Mehrere Menschen seien in der Kohlemine Sassjadko bei Donezk eingeschlossen, teilten die örtlichen Behörden am Mittwoch mit. Zum Zeitpunkt des Unglücks am frühen Morgen befanden sich mehr als 200 Bergarbeiter in den Stollen. Die meisten von ihnen konnten sich retten, mindestens 16 wurden verletzt. Zuvor hatte eine Mitteilung von Parlamentspräsident Wladimir Groisman in Kiew, der von mindestens 32 Toten gesprochen hatte, Verwirrung gestiftet. Die Abgeordneten in der Obersten Rada legten wegen des Unglücks eine Schweigeminute ein. Sowohl der ukrainische Zivilschutz als auch die Donezker Behörden widersprachen Groismans Aussage. Später ruderte der Politiker zurück und räumte ein, das Schicksal der eingeschlossenen Bergarbeiter sei ungewiss.

Die völlig veralteten Bergwerke im Donezk-Becken, einem der größten Kohlereviere der Welt und das Herz der Energieversorgung des Landes, gelten als Todesfallen. Unglücke gehören fast zum Alltag, immer wieder sterben Arbeiter bei Unfällen. Jedes Jahr werden Dutzende erschlagene, verbrannte oder vergiftete Bergleute aus den Stollen geholt. Die ukrainische Kohleindustrie steckt seit Jahren in einer Krise. Direktoren gelten als korrupt, auch Leichtsinn der Bergleute führt zu Katastrophen. Der Staat scheut die seit Langem überfälligen Schließungen, weil es in der Region Donbass kaum andere Stellen für Bergleute gibt. Allein Sassjadko beschäftigt rund 15 000 Arbeiter.

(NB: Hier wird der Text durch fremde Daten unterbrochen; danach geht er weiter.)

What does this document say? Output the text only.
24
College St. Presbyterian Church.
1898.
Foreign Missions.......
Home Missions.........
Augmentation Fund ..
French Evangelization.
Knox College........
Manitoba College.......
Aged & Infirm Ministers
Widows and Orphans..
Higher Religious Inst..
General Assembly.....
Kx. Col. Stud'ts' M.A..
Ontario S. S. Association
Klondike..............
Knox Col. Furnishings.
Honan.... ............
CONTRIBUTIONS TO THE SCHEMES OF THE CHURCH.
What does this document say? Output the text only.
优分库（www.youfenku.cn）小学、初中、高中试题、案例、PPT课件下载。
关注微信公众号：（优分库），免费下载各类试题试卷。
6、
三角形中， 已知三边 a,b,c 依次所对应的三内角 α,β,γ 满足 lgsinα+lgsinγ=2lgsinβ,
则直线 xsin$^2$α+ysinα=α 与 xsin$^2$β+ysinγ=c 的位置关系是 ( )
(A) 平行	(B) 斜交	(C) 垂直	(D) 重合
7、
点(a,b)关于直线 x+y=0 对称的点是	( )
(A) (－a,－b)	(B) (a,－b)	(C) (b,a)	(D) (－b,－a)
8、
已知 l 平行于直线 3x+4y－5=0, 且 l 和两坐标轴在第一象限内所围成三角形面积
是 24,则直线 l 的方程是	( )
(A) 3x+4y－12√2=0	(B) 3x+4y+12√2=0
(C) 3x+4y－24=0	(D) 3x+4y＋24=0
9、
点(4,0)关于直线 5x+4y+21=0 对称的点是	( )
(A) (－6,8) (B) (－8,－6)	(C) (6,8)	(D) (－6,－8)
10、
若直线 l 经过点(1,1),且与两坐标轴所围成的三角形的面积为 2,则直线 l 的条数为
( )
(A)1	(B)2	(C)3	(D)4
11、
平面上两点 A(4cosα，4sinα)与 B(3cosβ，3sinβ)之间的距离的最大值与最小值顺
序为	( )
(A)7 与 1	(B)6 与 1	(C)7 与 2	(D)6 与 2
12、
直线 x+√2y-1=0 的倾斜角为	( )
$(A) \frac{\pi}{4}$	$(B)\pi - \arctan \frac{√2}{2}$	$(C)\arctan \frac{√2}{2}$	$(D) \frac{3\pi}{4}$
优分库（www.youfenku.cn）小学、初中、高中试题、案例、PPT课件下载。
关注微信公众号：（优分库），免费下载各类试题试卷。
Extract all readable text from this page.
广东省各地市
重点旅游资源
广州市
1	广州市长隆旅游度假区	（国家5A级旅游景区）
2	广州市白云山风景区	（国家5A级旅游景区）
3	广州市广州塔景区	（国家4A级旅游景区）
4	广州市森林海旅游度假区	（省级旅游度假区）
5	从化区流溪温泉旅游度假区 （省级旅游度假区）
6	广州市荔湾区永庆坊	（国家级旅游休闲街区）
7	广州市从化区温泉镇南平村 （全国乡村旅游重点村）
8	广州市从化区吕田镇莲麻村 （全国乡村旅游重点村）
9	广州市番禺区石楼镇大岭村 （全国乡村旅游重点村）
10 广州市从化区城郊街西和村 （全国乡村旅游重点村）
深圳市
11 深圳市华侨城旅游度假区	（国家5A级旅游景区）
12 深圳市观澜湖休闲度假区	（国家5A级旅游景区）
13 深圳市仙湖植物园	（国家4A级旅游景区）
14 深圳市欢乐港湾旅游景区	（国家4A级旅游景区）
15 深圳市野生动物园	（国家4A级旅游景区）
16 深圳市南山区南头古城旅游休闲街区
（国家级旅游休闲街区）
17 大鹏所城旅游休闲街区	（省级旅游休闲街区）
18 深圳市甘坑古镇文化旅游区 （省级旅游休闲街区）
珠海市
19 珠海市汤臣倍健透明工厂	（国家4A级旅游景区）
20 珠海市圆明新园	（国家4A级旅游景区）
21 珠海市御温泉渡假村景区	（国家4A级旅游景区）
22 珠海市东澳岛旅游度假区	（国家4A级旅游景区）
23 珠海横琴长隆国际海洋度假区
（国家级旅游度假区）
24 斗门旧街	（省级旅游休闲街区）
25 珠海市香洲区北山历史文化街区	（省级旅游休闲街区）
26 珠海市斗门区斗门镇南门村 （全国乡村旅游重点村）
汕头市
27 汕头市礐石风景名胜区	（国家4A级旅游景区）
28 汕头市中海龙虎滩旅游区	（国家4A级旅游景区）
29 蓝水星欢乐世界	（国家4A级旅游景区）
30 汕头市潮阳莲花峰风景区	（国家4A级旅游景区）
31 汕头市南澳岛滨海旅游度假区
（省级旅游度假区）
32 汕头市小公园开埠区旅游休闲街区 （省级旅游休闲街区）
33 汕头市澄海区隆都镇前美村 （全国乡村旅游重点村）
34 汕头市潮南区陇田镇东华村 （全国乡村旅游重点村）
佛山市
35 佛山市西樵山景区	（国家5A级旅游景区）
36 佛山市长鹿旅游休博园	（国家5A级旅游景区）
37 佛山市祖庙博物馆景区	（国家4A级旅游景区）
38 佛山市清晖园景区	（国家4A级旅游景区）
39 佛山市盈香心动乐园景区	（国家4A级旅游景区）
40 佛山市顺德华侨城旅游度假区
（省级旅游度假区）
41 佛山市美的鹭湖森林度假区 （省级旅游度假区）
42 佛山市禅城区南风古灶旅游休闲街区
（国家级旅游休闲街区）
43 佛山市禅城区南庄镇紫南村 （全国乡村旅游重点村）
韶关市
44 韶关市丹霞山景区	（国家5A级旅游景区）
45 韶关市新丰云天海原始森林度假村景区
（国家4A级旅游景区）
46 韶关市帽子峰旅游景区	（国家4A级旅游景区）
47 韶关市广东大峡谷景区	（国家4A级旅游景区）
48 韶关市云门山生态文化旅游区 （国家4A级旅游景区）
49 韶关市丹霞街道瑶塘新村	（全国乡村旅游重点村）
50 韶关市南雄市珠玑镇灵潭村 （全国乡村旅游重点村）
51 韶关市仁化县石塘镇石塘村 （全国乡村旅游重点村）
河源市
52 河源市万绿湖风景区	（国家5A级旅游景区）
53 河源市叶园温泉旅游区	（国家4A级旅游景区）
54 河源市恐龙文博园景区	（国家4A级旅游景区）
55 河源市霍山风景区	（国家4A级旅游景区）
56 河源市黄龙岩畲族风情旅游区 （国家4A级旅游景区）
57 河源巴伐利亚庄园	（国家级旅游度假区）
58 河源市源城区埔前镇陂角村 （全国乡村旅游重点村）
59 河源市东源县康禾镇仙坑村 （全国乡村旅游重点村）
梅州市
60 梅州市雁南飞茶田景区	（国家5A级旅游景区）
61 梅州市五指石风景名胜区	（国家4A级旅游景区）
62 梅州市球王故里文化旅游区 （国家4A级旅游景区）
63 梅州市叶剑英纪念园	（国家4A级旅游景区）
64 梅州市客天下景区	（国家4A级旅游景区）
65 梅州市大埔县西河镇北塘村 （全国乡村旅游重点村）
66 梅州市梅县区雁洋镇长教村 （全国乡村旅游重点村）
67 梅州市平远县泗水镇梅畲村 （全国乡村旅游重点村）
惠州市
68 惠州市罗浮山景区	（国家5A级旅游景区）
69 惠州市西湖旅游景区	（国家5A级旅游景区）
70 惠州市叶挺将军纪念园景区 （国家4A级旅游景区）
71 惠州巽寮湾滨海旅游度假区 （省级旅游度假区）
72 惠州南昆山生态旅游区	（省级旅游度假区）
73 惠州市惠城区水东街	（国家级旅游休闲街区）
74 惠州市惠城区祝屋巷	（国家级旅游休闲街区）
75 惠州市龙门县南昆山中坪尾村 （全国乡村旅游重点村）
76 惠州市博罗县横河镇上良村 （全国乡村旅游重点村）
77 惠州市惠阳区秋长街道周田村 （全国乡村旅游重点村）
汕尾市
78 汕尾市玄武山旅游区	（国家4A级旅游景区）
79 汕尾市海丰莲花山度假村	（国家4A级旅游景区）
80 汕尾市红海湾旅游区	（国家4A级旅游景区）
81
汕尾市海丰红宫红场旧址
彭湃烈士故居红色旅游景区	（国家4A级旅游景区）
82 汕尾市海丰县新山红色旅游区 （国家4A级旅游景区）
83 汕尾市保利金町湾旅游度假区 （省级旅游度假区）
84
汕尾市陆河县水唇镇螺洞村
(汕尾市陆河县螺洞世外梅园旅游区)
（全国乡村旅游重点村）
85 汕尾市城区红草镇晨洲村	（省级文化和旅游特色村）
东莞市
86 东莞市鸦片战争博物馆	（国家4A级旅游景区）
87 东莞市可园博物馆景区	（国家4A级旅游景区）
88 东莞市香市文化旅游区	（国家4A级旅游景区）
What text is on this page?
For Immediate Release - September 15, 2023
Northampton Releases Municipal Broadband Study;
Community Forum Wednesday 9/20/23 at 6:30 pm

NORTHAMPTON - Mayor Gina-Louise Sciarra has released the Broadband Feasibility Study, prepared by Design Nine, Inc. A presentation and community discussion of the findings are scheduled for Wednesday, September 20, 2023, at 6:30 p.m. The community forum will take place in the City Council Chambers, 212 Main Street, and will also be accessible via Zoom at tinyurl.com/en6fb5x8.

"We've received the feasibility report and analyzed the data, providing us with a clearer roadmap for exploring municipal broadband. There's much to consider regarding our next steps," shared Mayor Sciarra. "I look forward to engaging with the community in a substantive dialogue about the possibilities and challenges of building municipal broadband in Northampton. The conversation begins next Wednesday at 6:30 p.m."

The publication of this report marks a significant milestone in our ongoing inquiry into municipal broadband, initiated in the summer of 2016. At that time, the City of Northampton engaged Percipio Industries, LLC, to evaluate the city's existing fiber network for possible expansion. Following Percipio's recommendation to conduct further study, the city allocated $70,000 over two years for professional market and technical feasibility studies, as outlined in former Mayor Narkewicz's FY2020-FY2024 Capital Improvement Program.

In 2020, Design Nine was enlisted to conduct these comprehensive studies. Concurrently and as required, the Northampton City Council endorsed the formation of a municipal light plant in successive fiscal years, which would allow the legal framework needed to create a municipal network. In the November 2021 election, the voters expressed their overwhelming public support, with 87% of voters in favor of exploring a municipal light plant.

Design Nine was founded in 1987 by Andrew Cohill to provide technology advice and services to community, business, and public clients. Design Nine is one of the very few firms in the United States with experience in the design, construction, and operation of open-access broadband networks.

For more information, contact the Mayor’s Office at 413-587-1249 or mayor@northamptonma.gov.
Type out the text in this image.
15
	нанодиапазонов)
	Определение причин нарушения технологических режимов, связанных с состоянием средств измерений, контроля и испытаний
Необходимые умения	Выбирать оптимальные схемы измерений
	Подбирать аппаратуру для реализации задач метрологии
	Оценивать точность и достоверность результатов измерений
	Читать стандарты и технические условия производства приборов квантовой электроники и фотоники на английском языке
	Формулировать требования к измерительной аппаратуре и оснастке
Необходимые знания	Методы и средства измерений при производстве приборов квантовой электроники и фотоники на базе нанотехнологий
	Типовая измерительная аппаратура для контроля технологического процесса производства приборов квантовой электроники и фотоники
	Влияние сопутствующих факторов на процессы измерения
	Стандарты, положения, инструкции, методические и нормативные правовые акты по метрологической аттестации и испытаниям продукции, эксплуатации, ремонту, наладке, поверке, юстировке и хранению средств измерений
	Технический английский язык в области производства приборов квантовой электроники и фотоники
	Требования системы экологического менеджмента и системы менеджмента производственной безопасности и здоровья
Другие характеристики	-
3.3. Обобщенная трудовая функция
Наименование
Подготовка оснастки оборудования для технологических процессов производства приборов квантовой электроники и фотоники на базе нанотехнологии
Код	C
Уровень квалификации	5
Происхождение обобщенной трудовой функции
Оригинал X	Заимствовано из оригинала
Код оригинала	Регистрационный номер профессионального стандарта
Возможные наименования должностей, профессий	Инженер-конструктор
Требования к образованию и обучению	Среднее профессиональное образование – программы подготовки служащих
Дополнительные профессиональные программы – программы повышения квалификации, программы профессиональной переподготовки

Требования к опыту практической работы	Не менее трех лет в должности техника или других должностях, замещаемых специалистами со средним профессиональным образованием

Die Unglücksmine in der Bergbaustadt Donezk ist berüchtigt für eine hohe Methan-Konzentration in den Flözen. Im Mai 1999 waren dort fast 50 Bergleute bei einer Explosion gestorben. Hinzu kommen politische Verwerfungen: Sassjadko liegt wie die meisten Bergwerke der Ex-Sowjetrepublik in dem von Separatisten kontrollierten Gebiet. Seit fast einem Jahr tobt in der Ostukraine ein Kampf zwischen Armee und prorussischen Aufständischen, der mehr als 6000 Menschen das Leben kostete. Zwischen die Fronten sind längst auch die Bergleute geraten. Die von der prowestlichen Regierung in Kiew zum Unglücksort entsandten Rettungskräfte werden von den Separatisten nach eigenen Angaben nicht durchgelassen.